Le elezioni di ieri in Baviera hanno probabilmente segnato l’uscita di scena della CSU quale forza politica a livello federale: non essendo in grado di garantire il monopolio governativo del Land, il suo peso a Berlino decresce proporzionalmente. Non solo, nel dopo-guerra la CSU è stata la Baviera, oggi questa stretta simbiosi è venuta meno. La scelta del duo Seehofer-Söder di incorporare parti elettorali della AfD si è rivelata fallimentare, ma già le ultime elezioni federali erano state un chiaro campanello di allarme in questo senso.
La CSU ha perso voti verso la AfD (prognosticabile) e i Verdi (inatteso), mostrando l’improbabilità non solo della sua campagna elettorale, ma anche del suo stesso progetto politico reazionario-ricattatorio a Berlino. Nelle prossime settimane vedremo quali ne saranno le conseguenze: a Monaco per la coalizione di governo del Land e a Berlino nei rapporti con la CSU e Merkel.
Il Partito social-democratico continua, a ogni tornata elettorale, la sua discesa negli inferi dell’irrilevanza. La scelta magica di far saltare la grande coalizione di Berlino non sarebbe altro che una terapia palliativa. Il problema della SPD non è essere al governo federale, ma non sapere cosa fare in quella posizione ed essersi consegnato a un’arrendevole subalternità davanti alle beghe interne fra CDU e CSU. I liberali rientrano molto probabilmente nel Parlamento bavarese, ma senza alcun impatto effettivo – pagando quella scelta a livello federale di non voler governare che fece saltare il banco di una possibile coalizione inedita a tre. I Verdi escono da queste elezioni come l’unico partito «tradizionale» capace di resistere momentaneamente alle trasformazioni in atto a livello sociale e di cultura civile.
La AfD entra per la prima volta nel Parlamento del Land, con una percentuale non irrisoria (di poco sopra il 10%) ma minore alle aspettative (in perdita rispetto alle ultime elezioni federali). Il lieve aumento di voti del partito contenitore locale dei «Freie Wähler» (un +2,5% che li attesta all’11,6% complessivo) gli consente di essere un serio (e comodo) candidato per una coalizione con la CSU.
Due brevi considerazioni generali.
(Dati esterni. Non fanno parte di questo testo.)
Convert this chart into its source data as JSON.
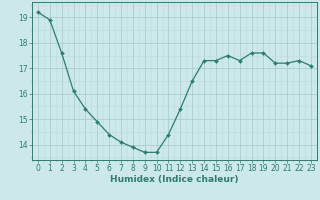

La Germania dovrà imparare a vivere di coalizioni variabili, nello scarto di una legge elettorale che le vede o come eccezione o come costanti nel tempo/spazio. La mancata crescita della AfD e l’inaspettato successo dei Verdi non deve essere celebrato come argine sicuro al populismo montante. Il volto della Germania si rivelerà nel corso delle elezioni previste per il prossimo anno in molti Länder della ex-DDR, vero e proprio bacino di consensi della AfD (comunque ancora in leggera crescita anche sul piano nazionale).
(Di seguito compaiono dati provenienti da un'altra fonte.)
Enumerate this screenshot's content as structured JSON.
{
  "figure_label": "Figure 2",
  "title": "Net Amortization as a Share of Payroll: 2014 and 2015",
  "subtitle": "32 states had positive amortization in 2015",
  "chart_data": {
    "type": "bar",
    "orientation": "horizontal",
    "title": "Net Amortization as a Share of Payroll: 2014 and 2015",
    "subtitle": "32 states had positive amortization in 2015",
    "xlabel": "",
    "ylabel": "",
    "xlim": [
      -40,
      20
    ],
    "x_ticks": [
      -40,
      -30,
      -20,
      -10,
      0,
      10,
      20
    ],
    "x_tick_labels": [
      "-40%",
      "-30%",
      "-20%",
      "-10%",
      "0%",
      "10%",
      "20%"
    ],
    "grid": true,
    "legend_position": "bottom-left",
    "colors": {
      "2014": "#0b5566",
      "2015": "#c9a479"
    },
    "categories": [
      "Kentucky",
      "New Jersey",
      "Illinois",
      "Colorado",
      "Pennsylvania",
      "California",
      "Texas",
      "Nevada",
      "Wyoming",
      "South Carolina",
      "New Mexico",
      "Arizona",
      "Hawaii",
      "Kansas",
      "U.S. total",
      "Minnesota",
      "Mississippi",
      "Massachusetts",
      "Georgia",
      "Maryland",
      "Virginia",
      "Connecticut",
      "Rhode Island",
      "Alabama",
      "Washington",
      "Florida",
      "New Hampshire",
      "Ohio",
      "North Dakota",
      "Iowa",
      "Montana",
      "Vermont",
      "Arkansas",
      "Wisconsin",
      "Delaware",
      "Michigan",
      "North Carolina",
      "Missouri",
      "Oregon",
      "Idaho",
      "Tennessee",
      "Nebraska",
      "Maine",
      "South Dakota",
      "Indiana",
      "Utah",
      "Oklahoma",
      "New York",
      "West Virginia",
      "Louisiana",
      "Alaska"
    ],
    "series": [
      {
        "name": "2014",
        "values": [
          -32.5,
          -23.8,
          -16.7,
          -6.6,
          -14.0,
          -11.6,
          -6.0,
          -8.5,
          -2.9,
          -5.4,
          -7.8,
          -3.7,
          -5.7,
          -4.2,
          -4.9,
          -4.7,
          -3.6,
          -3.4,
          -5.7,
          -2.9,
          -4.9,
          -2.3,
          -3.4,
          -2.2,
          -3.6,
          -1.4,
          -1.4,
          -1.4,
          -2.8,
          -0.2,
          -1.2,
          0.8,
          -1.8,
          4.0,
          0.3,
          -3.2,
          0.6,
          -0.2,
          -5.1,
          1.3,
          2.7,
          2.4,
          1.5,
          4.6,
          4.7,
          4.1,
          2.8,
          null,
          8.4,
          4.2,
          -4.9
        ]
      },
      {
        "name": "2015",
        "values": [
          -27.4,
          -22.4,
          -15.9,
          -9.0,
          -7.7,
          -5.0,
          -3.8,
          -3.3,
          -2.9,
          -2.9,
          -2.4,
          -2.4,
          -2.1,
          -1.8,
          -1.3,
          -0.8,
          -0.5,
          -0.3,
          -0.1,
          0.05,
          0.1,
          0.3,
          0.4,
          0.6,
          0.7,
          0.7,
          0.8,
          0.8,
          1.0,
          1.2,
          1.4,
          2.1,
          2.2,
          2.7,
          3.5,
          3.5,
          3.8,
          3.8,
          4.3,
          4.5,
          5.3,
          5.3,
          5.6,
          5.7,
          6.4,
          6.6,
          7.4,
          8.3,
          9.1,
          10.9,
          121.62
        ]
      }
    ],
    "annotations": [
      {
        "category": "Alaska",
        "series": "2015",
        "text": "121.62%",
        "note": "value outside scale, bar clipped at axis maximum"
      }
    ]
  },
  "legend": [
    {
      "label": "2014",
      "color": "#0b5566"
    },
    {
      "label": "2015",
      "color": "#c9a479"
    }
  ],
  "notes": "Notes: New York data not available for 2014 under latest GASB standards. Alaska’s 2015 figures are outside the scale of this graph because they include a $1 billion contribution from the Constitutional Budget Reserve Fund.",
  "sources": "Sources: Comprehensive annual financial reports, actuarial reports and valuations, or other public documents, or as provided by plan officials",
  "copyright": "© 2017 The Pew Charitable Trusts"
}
La Germania ha un grande e un piccolo problema. Il primo è quello di una riunificazione costituzionale a cui non è mai corrisposta una riunificazione civile e culturale. Il secondo è quello dello scollamento, all’interno di ogni partito, fra politiche comunali e politica federale. La leadership a venire del paese, ma non solo, dipenderà dall’abilità di aprire una discussione nazionale a trent’anni dalla caduta del muro di Berlino, da un lato, e dalla volontà di dare rilievo politico al sentore quotidiano delle amministrazioni locali, dall’altro.
Se questi due processi non dovessero avviarsi, la Germania potrebbe prendere la strada di una regionalizzazione spinta della sua realtà socio-culturale e politica, smetterebbe ossia di essere un paese diventando l’agglomerato di molte parcellizzazioni separate fra loro da muri mentali.